Oleh Isbedy Stiawan Z.S.
DENGAN semangat ’’pembaruan’’, Kepala Dinas Kebudayaan dan Pariwisata (Disbudpar) Provinsi Lampung Gatot Hudi Utomo mengeluarkan statemen bahwa Festival Krakatau (FK) 2010 tampil beda: lebih meriah... dan seterusnya. Pernyataan itu pernah saya baca di sebuah koran lokal, sebelum FK XX ditahbiskan Gubernur Lampung Sjachroedin Z.P., Sabtu (24/7).
INDAH nian statemen itu terdengar. Sayangnya, hal itu tak disertai bukti. Betapa pun Gubernur Sjachroedin Z.P. ketika peresmian FK di GOR Saburai Sabtu sore lalu menegaskan, FK XX tahun ini lebih baik dibandingkan kegiatan serupa di tahun sebelumnya.
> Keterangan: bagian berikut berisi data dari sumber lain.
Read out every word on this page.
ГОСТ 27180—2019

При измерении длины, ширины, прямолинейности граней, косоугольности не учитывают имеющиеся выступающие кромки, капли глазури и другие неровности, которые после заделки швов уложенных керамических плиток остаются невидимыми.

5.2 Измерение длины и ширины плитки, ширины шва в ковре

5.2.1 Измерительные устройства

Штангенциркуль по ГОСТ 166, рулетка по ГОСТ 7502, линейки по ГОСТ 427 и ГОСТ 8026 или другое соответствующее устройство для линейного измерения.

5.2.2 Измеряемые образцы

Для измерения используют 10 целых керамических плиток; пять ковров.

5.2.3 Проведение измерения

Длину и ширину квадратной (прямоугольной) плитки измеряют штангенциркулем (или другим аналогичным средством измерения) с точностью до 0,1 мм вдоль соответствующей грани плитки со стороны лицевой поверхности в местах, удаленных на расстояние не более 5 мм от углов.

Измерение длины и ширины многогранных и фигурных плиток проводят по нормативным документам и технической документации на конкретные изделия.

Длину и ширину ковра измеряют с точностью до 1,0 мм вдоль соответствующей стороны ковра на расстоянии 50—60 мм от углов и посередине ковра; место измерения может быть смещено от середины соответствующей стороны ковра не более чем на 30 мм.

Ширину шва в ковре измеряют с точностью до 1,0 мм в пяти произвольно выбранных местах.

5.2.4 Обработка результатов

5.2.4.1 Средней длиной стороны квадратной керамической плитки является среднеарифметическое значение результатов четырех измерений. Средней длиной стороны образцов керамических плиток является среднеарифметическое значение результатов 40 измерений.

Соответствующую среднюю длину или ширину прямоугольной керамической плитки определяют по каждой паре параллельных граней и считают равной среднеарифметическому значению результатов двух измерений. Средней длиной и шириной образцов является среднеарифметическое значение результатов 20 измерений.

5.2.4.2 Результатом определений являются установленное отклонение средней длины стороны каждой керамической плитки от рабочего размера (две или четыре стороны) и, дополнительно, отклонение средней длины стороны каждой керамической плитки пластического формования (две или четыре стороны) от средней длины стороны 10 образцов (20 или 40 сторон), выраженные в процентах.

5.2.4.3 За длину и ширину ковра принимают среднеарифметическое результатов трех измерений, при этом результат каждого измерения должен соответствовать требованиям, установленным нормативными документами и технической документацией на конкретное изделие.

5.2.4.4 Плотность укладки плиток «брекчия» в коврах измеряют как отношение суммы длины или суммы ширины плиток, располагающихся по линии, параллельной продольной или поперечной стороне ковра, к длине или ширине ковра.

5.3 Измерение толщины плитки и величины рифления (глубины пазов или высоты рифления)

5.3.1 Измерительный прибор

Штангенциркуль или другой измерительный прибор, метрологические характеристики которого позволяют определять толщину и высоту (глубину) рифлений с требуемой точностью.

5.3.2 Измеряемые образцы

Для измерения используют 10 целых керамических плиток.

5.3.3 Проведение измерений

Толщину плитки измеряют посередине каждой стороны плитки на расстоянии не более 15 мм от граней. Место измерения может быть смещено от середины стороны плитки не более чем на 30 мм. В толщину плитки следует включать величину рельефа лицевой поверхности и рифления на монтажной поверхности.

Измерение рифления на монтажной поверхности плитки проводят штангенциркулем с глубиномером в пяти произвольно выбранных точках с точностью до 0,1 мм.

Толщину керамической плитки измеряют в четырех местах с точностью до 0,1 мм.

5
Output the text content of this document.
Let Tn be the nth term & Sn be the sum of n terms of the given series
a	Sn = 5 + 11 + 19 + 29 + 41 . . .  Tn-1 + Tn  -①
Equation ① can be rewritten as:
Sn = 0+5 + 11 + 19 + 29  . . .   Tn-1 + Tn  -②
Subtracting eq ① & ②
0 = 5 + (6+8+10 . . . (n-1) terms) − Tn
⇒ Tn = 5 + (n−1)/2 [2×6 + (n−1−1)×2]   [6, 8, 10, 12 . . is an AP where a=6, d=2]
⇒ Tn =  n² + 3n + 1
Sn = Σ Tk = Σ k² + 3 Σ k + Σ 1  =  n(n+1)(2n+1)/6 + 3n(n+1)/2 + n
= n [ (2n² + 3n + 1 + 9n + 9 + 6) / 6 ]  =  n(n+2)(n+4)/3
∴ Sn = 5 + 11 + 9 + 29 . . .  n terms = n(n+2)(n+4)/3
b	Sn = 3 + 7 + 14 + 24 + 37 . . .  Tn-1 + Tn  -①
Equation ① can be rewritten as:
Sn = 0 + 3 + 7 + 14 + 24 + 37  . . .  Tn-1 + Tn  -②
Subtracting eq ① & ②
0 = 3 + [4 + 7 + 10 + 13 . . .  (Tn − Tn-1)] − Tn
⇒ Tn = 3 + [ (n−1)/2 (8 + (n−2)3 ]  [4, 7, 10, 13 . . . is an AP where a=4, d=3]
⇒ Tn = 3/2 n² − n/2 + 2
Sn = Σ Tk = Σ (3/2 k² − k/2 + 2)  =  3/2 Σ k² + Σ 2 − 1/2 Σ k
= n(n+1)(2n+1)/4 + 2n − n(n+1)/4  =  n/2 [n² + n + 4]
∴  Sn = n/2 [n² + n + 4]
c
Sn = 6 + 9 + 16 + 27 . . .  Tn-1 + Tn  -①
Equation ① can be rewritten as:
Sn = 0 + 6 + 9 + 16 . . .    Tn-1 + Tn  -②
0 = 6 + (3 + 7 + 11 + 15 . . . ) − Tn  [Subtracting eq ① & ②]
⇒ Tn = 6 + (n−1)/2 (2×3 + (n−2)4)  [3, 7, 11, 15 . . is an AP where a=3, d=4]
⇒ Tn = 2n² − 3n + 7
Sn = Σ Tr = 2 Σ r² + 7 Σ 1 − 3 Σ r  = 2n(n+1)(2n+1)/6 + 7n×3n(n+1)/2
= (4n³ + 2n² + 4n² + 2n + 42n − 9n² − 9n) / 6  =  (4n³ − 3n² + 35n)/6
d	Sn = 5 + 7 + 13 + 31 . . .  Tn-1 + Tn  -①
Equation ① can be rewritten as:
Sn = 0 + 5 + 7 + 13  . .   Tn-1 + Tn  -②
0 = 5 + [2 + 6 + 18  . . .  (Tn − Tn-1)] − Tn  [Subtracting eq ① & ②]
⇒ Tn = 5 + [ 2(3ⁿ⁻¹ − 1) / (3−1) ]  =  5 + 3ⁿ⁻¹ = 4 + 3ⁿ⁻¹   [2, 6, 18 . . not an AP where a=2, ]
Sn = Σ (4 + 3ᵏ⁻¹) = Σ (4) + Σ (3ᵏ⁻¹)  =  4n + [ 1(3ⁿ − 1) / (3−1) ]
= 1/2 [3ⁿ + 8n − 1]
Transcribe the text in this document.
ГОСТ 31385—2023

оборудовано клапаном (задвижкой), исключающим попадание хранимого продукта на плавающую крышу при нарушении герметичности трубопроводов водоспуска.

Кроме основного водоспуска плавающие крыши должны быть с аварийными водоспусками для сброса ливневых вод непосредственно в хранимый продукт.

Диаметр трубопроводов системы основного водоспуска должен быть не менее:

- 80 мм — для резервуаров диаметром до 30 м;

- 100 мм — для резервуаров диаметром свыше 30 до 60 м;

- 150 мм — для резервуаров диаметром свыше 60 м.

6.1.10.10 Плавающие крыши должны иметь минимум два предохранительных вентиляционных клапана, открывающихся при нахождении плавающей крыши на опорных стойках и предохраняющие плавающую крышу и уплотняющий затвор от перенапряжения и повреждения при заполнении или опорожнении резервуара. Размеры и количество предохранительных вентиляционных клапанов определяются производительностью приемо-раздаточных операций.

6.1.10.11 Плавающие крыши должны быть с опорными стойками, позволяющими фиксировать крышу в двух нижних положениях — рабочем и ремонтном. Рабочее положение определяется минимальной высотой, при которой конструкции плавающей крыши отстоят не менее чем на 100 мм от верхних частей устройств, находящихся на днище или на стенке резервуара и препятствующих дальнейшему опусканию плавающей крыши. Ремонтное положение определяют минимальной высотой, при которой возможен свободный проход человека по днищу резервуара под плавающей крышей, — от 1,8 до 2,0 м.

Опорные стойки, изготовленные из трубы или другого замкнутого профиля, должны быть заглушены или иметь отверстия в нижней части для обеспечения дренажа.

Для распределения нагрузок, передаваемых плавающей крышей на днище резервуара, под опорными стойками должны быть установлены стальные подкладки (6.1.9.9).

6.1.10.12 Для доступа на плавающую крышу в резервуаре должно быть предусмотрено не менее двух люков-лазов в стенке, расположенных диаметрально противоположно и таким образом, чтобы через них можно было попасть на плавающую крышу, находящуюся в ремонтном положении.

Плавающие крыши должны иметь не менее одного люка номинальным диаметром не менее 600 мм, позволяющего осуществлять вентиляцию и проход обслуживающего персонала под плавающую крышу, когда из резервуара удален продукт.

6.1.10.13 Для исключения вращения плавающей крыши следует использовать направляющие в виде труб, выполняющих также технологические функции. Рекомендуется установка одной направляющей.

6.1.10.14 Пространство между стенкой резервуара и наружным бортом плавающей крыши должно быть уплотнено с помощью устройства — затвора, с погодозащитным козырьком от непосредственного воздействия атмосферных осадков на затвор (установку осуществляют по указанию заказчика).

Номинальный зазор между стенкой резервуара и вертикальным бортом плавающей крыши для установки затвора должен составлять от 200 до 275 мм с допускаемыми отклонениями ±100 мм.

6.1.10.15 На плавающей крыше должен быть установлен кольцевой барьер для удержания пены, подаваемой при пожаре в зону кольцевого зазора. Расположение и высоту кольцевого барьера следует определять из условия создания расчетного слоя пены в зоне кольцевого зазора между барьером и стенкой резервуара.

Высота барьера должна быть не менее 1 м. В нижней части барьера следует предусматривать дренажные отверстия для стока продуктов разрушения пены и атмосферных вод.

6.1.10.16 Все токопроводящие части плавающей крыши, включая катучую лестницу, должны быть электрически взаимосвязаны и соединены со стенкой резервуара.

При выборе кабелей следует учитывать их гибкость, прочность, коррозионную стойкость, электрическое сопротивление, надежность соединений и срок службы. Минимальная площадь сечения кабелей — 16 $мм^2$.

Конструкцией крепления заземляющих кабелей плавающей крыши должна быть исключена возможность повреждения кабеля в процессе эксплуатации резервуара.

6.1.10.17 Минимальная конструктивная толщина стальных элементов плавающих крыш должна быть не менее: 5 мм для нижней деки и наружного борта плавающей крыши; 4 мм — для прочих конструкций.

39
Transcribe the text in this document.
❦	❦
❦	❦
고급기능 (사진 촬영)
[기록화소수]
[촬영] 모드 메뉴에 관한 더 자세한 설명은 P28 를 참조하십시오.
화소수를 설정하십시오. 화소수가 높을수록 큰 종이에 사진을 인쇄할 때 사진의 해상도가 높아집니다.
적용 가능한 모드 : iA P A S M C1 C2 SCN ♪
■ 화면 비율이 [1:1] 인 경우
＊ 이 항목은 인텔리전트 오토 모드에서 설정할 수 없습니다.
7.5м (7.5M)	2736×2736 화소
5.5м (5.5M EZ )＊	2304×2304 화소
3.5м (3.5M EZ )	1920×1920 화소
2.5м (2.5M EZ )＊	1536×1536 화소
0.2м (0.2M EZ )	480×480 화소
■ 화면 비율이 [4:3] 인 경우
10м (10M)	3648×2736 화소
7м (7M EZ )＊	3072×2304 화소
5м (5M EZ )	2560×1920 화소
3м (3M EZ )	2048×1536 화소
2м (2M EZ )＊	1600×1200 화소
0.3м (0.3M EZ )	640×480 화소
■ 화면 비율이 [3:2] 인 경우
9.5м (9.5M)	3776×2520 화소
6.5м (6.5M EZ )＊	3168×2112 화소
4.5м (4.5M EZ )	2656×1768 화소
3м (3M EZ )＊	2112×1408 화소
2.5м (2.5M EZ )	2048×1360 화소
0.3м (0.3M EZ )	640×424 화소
Indikasinya, beragam atraksi yang ditampilkan pada pembukaan FK XX, seperti lagu daerah, tarian tradisional, dan pawai budaya, cukup memukau beberapa duta besar yang hadir. Yakni dari Belgia, Filipina, Brunei Darussalam, Arab Saudi, dan Argentina. Bahkan, gubernur menunjuk bahwa tahun lalu sepertinya terlalu membosankan karena atraksi budayanya itu-itu saja. Kalau sekarang lebih beragam dan cukup menarik. Penilaian gubernur ini dirilis sebuah koran lokal.
Pertanyaan kemudian yang muncul, apakah keberagaman atraksi yang ditampilkan mengindikasikan lebih baik (artinya: berhasil?). Bahkan, tampilnya lagu daerah, tarian tradisional, dan pawai budaya pada saat peresmian FK XX juga dapat dikatakan bahwa tahun ini lebih baik?
Termasuk kehadiran para duta besar, yang konon, sebagai tamu kehormatan maka segala sesuatunya disiapkan? Kalau benar para dubes itu datang, duduk rapi, lalu kembali (ke Jakarta) disangui tanpa ada kelanjutan, alamat FK yang digelar tiap tahunnya tak pernah bebuah devisa.
Terlalu sering kita dicekoki pernyataan, FK digelar sebagai ajang promosi budaya dan pariwisata daerah ini. Padahal ini kali, sudah angka 20, berarti sudah lebih 20 tahun karena ada tahun yang absen. Lalu, apakah 20 tahun penyelenggaraan FK masih selalu dari bagian promosi? Berapa besar anggaran –uang rakyat– yang ditumpahkan ke hanya satu penyelenggaraan tersebut, jika baru taraf promosi?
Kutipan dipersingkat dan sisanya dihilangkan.